In comes Mrs. Antrobus, worried looking daughter in her wake. It seems she was taken ill at the weekend and was seen in the out of hours service and offered some treatment for a presumed water infection. This much I can glean from the computer, which, as it transpires, is just as well….
Dr J (for it is he): So Mrs. A. what can we* do for you today?
Mrs A (with furrowed browed daughter hovering in the background adding emphasis in the proper places by mime every bit as artistic and expressive as the great Marcel Marceau): Well Doc, I come over all queer** at the weekend didn’t I.
Dr J: “?” (return of the inquisitorial eyebrow)
Mrs A: You know, proper poorly. (From the contortions and grimaces going on in the background I take it either that she has taken up Sumo as a new hobby, or had some sort of loin pain.)
Dr J: So what exactly do we mean by “Poorly” here Mrs A?
Mrs A: Oh you know. All “unnecessary” like. I was really breathless you know. I’m sure it’s the tablets. (At this stage my “Interpreter for the deaf” has gone into some sort of paroxysm, perhaps a scene from Psycho, but she didn’t do the “Film / Book / Play / Song” thing at the beginning, so I must admit to being a bit stumped).

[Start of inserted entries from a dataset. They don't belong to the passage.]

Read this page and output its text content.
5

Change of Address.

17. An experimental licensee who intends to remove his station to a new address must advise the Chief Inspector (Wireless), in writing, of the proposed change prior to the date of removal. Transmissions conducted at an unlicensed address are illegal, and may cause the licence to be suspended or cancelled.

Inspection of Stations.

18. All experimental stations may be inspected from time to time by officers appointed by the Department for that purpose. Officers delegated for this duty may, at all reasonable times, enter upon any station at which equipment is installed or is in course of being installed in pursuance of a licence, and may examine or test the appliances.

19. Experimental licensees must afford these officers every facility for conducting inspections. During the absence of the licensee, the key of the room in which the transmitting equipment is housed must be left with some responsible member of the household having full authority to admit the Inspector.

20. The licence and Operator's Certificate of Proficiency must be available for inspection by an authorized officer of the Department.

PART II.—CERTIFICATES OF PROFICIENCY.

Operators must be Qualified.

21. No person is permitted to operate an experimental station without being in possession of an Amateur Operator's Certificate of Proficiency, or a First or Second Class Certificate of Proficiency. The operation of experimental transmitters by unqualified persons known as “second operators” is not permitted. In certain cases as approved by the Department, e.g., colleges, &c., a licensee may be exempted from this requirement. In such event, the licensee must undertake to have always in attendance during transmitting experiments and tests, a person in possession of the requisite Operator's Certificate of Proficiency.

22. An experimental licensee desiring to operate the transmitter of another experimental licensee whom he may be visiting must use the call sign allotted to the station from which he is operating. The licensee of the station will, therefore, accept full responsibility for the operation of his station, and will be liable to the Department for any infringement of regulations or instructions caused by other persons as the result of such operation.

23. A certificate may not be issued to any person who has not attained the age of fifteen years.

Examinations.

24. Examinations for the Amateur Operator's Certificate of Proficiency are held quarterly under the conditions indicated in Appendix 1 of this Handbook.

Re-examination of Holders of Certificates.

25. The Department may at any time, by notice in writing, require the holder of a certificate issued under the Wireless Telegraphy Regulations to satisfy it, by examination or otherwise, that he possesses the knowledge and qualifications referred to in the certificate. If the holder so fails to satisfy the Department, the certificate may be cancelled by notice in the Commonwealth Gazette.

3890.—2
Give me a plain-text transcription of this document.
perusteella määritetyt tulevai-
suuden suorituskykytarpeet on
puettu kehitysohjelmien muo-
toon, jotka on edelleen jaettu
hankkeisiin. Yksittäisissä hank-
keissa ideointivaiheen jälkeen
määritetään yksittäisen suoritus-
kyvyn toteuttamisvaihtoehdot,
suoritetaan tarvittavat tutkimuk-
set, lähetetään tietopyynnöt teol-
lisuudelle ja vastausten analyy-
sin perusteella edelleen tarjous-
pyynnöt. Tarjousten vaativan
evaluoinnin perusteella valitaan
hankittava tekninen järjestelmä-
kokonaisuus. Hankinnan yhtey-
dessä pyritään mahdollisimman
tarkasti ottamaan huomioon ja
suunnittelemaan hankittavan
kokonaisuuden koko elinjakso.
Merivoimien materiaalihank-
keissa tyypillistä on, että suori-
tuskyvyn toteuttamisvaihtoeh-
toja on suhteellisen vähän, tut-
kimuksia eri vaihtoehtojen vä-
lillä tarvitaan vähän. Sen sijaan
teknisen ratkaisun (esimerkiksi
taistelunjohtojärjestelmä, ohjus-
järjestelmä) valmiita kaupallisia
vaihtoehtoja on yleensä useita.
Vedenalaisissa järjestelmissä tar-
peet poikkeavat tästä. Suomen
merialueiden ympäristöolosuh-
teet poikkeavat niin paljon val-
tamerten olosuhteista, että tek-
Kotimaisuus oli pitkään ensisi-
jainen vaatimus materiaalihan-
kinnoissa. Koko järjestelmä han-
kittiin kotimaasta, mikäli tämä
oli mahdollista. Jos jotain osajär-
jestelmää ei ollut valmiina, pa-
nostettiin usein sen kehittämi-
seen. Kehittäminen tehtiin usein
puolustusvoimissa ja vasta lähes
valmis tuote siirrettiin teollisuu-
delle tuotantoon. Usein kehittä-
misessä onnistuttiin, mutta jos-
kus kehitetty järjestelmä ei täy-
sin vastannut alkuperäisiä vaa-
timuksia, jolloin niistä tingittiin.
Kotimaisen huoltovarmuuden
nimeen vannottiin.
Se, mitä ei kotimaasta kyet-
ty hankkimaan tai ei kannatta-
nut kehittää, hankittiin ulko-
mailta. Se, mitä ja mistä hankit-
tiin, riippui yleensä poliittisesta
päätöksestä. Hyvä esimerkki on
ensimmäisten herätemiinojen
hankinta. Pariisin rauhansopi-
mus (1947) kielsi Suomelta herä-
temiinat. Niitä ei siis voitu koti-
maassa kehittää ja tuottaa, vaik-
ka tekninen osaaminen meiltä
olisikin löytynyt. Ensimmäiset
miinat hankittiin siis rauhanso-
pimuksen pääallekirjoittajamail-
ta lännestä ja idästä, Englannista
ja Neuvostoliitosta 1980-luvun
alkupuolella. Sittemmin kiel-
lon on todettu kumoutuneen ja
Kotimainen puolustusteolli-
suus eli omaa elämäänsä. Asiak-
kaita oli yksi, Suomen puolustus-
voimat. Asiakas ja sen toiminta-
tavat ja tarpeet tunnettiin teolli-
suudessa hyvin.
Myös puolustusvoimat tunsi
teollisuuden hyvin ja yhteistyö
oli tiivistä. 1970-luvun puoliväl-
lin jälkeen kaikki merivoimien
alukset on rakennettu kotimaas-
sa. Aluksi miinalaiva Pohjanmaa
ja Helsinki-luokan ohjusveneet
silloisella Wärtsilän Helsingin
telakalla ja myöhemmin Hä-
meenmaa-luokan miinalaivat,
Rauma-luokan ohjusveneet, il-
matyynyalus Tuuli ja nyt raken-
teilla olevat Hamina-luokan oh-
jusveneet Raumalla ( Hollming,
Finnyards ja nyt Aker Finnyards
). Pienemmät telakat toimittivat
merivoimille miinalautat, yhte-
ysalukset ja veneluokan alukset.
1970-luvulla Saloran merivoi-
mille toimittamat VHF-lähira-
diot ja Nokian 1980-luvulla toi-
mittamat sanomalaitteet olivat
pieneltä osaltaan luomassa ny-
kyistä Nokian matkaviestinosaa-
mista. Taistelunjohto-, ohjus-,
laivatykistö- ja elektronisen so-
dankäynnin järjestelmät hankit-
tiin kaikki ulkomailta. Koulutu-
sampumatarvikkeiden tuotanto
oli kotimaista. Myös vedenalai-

I’m not sure if we were going round the houses or just the mulberry bush, but you get the picture. After a bit more verbal sparring and inspired modern dance interpretation in the background, we got to the gist of the consultation. Mrs A did indeed have a urinary infection at the weekend. That made her feel physically wretched, as anyone who has ever been so afflicted will attest it might, and that in turn brought on a series of panic attacks with hyperventilation.
Given that she already has the necessary antibiotics she left armed with and advice sheet and a brown paper bag.
I suspect I shall be seeing her daughter soon with a sprain or two judging by the way the poor lady limped out of the consulting room.
Still, the Royal College would be proud of me, picking up on all those “non-verbal” cues and all…
*You can argue that talking about oneself in the first person plural smacks of delusions of grandeur. I prefer to think of it as implying that I am putting the entire facility of the Ambridge Surgery, smoothly oiled diagnostic and therapeutic machine that it is, at this one patient’s disposal for the duration of our shared consultation. Then again, you might just be on to something….
** Mrs A is of that generation still able to use words like queer and gay without any connotation.